小島慶子さん(以下、小島) 良くも悪くも、思い入れが強いタイプです。彼女自身があまり親の愛情に恵まれなかったこともあり、自分の理想の親子関係を作りたいという想いが強かったんだと思います。

 姉と私は9歳離れています。私は、母が「どうしても2人目の赤ちゃんが欲しい」と望んで生まれた子だそうです。1972年、父の仕事の都合でオーストラリアにいたときに。

 念願かなって妊娠して、高齢出産で輸血が必要なほどの難産だったこともあって、私への思い入れがかなり強かったようです。母自身が得られなかった理想の母子関係を実現したかったんじゃないかと。

――お母さんと小島さんの関係性はどうでしたか。

小島 子どもの頃は「母なしでは生きていけない」という母子密着状態でしたが、同時に母の存在を「重い、苦しい」と感じることもありました。
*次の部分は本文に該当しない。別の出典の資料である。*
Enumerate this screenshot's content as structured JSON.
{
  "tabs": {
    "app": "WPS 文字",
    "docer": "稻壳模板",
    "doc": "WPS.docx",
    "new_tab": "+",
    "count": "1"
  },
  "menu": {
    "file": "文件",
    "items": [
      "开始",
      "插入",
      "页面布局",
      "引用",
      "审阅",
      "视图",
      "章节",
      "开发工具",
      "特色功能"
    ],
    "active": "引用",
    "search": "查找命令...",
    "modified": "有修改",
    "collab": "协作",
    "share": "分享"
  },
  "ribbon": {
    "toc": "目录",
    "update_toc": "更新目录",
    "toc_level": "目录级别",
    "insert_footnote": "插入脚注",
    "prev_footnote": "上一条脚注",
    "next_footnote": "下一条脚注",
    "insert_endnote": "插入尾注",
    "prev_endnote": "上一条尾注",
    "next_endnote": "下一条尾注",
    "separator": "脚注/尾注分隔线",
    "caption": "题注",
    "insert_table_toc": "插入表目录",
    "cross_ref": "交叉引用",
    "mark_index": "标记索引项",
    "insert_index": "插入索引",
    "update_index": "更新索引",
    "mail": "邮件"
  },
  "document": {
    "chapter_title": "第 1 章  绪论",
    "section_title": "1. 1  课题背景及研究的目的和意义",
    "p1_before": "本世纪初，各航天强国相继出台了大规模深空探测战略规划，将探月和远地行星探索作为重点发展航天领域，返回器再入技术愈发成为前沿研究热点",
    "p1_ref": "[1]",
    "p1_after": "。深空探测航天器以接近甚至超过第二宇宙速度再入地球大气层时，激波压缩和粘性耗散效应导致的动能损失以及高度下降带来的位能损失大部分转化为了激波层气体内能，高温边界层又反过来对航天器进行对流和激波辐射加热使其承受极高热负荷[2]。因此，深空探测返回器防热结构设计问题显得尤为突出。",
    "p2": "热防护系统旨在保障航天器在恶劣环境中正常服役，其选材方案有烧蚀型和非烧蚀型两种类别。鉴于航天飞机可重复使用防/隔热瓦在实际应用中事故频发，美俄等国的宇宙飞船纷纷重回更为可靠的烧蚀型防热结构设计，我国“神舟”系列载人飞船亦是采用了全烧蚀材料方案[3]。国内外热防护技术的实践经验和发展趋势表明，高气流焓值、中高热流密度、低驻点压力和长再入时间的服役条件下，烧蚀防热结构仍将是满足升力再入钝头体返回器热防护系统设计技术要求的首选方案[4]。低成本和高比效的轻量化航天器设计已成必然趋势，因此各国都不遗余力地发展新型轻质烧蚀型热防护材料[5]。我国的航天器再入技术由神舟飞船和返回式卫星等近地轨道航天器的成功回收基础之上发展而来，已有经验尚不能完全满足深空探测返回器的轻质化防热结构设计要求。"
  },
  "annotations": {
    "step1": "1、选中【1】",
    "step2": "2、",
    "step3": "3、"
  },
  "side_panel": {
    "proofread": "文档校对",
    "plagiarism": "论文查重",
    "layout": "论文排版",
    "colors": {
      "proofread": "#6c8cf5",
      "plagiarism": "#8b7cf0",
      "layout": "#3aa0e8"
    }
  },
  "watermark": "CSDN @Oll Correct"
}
 当時の母のイメージは、赤黒い薔薇のような感じ。それがいつしか薄ピンクの薔薇のイメージに変わったんですけど、私が高校生ぐらいまでは、母はそんな強烈な存在でしたね。

 

――少し共依存的な関係だったのでしょうか。

小島 そうですね。母はよかれと思っていたのでしょうが、結果としては過干渉になってしまったし、私はそれが鬱陶しくて抵抗しながらも、母なしでは生きていられないし。私だけが母を幸せにしてあげられるのだと思い込んでいたので、共依存だったと思います。